El feminismo se vería beneficiado en su agenda política si abrevara en el voluminoso cuerpo de evidencias que aporta la psicología evolucionista, ya que partiría de diferencias que pueden mejorar la salud física y psicológica de las mujeres, y de ese modo podría contribuir al diseño de políticas públicas basadas en la evidencia científica.

Es cierto que en el pasado las diferencias entre hombres y mujeres fueron consideradas una prueba de la superioridad de los hombres sobre las mujeres. Sin embargo, sostener, tal como lo hace Ciccia, que hoy “se continúan justificando biológicamente los presupuestos sexistas y androcéntricos que acompañan la producción de conocimiento científico” es un salto a la conclusión que no cuenta con evidencia en los estudios neurocientíficos contemporáneos.
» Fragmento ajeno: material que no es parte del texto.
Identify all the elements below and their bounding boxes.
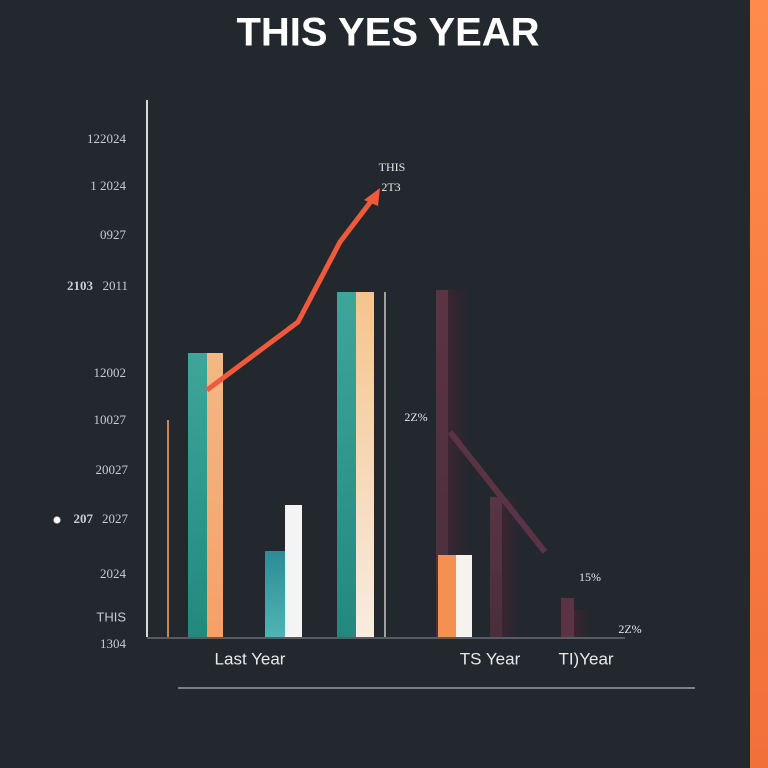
x-label: TS Year [460,649,521,668]
bullet [53,516,61,524]
annotation: 2Z% [404,410,427,424]
y-label: 10027 [94,412,127,427]
bar [285,505,302,637]
x-label: TI)Year [558,649,613,668]
annotation: 15% [579,570,601,584]
y-label: 20027 [96,462,129,477]
bar [438,555,456,637]
title: THIS YES YEAR [236,11,539,55]
y-label: 2027 [102,511,129,526]
bar [265,551,285,637]
bar [561,598,574,637]
trend-line [447,430,548,554]
y-label: 1304 [100,636,127,651]
side-strip [750,0,768,768]
y-label: THIS [96,609,126,624]
y-label: 122024 [87,131,127,146]
annotation: 2Z% [618,622,641,636]
y-label: 2103 [67,278,94,293]
annotation: 2T3 [381,180,400,194]
bar [574,610,590,637]
bar [490,497,502,637]
y-label: 207 [74,511,94,526]
bar [436,290,448,637]
bar [456,555,472,637]
trend-arrow [205,198,374,393]
y-label: 12002 [94,365,127,380]
bar [356,292,374,637]
bar [448,290,470,637]
y-label: 0927 [100,227,127,242]
y-label: 2011 [102,278,128,293]
annotation: THIS [379,160,406,174]
arrow-head [364,188,380,206]
bar [337,292,356,637]
y-label: 1 2024 [90,178,126,193]
bar [207,353,223,637]
y-label: 2024 [100,566,127,581]
bar [188,353,207,637]
bar [502,497,520,637]
x-label: Last Year [215,649,286,668]
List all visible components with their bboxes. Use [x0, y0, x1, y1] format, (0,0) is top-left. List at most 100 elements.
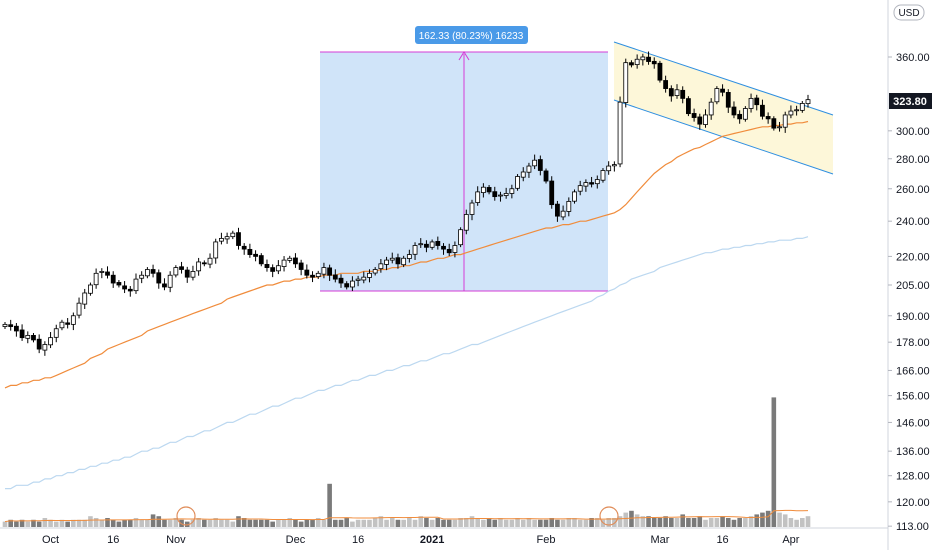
candle-body	[355, 278, 361, 281]
candle-body	[367, 272, 372, 278]
candle-body	[543, 170, 549, 182]
candle	[765, 112, 771, 124]
candle-body	[577, 185, 583, 192]
candle	[646, 51, 651, 65]
time-tick-label: Oct	[42, 534, 59, 546]
volume-bar	[429, 519, 435, 527]
candle	[754, 94, 760, 111]
candle-body	[65, 322, 71, 325]
candle	[651, 57, 657, 69]
candle-body	[589, 182, 594, 185]
price-axis[interactable]: 360.00 300.00 280.00 260.00 240.00 220.00 205.…	[888, 52, 930, 533]
candle	[418, 238, 424, 248]
volume-bar	[492, 519, 498, 527]
candle-body	[435, 241, 441, 246]
candle-body	[486, 187, 492, 193]
volume-bar	[771, 397, 777, 527]
volume-bar	[634, 514, 640, 527]
candle-body	[378, 263, 384, 270]
candle-body	[572, 191, 577, 202]
currency-label: USD	[898, 8, 919, 19]
volume-bar	[122, 519, 127, 527]
volume-bar	[276, 519, 281, 527]
candle	[389, 252, 395, 264]
volume-bar	[703, 519, 708, 527]
candle	[532, 154, 538, 170]
volume-bar	[304, 519, 310, 527]
volume-bar	[589, 518, 594, 527]
volume-bar	[156, 516, 162, 527]
volume-bar	[463, 518, 469, 527]
candle-body	[668, 88, 674, 97]
volume-bar	[640, 516, 646, 527]
candle-body	[463, 214, 469, 231]
candle	[378, 259, 384, 273]
candle	[281, 256, 287, 272]
volume-bar	[315, 518, 321, 527]
volume-bar	[48, 519, 53, 527]
volume-bar	[657, 518, 663, 527]
candle	[435, 236, 441, 250]
candle-body	[241, 245, 247, 250]
candle	[731, 101, 737, 119]
time-axis[interactable]: Oct 16 Nov Dec 16 2021 Feb Mar 16 Apr	[42, 534, 800, 546]
candle-body	[31, 335, 36, 341]
candle-body	[298, 262, 304, 270]
candle	[105, 266, 110, 279]
price-tick-label: 113.00	[896, 521, 929, 533]
candle	[31, 332, 36, 343]
volume-bar	[241, 518, 247, 527]
volume-bar	[748, 516, 754, 527]
volume-bar	[258, 519, 264, 527]
volume-bar	[788, 518, 794, 527]
volume-bar	[196, 518, 201, 527]
currency-badge[interactable]: USD	[893, 4, 925, 21]
candle	[13, 323, 19, 337]
candle-body	[777, 126, 782, 129]
parallel-channel[interactable]	[613, 41, 834, 175]
candle-body	[36, 338, 42, 350]
volume-bar	[594, 518, 600, 527]
candle	[144, 267, 150, 279]
candle	[93, 268, 99, 289]
volume-bar	[651, 518, 657, 527]
candle	[572, 189, 577, 204]
volume-bar	[509, 519, 515, 527]
candle	[173, 265, 179, 278]
time-tick-label: 16	[107, 534, 119, 546]
candle	[338, 274, 344, 288]
volume-bar	[219, 519, 224, 527]
candle	[219, 232, 224, 245]
candle-body	[549, 180, 555, 206]
volume-bar	[623, 512, 629, 527]
candle	[583, 179, 589, 192]
candle	[36, 334, 42, 354]
candle	[720, 84, 725, 97]
volume-bar	[281, 519, 287, 527]
volume-bar	[549, 518, 555, 527]
candle-body	[19, 329, 25, 339]
volume-bar	[389, 518, 395, 527]
candle	[782, 111, 788, 133]
candle-body	[657, 62, 663, 81]
candle	[560, 205, 566, 221]
volume-bar	[333, 519, 338, 527]
candle-body	[384, 259, 389, 265]
channel-fill	[614, 42, 833, 174]
candle-body	[406, 254, 412, 259]
candle-body	[156, 272, 162, 284]
volume-bar	[708, 518, 714, 527]
candle-body	[93, 272, 99, 286]
volume-bar	[441, 519, 446, 527]
volume-bar	[361, 519, 367, 527]
candle	[401, 255, 407, 268]
candle	[703, 109, 708, 128]
volume-bar	[173, 518, 179, 527]
volume-bar	[372, 518, 378, 527]
measure-tool[interactable]: 162.33 (80.23%) 16233	[320, 26, 608, 292]
candle	[236, 227, 241, 250]
candle-body	[600, 170, 606, 181]
volume-bar	[680, 514, 686, 527]
candle-body	[429, 241, 435, 248]
volume-bar	[686, 518, 691, 527]
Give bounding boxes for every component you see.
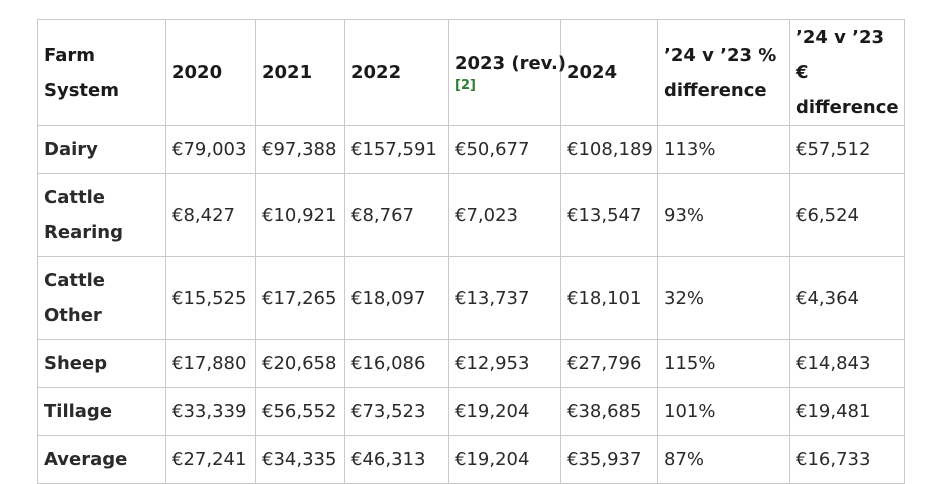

“Si la heterosexualidad fuera tan natural como nos quieren hacer creer, ¿por qué tanto empeño por mantener el heteropatriarcado? ¿Por qué tanta producción cultural, visual, musical para perpetuar la idea de que una mujer debe sentirse atraída por un hombre, y viceversa?”, escribe Ana María Irún en su artículo “Lo antinatural de ser hetero” (Irún, 2017). En lugar de preguntarse por qué existe ese patrón en la sociedad (y en todas las sociedades conocidas), Irún lo interpreta solo como un imperativo. Pero las canciones y las producciones culturales no dicen “debes sentirte atraída por alguien del sexo opuesto” sino mayormente “me atrae alguien del sexo opuesto”. La respuesta a la legítima inquietud de Irún no la da la literatura feminista, sino la literatura científica.

Frente a la voluminosa evidencia de los estudios empíricos de las últimas décadas, en lugar de seguir negando las diferencias de predisposiciones psicológicas de hombres y mujeres que no son producto exclusivo de la socialización bajo el mote erróneo de “determinismo biológico”, ya que ningún investigador niega que se trate de promedios y de predisposiciones que interactúan con el medio ambiente, deberíamos preguntarnos si algunas de ellas pueden o deben ser modificadas y si vale la pena hacerlo. Sostener que las mujeres no deben ser discriminadas no es lo mismo que sostener que son biológicamente indiferenciables. Si queremos cambiar el mundo, primero debemos conocerlo.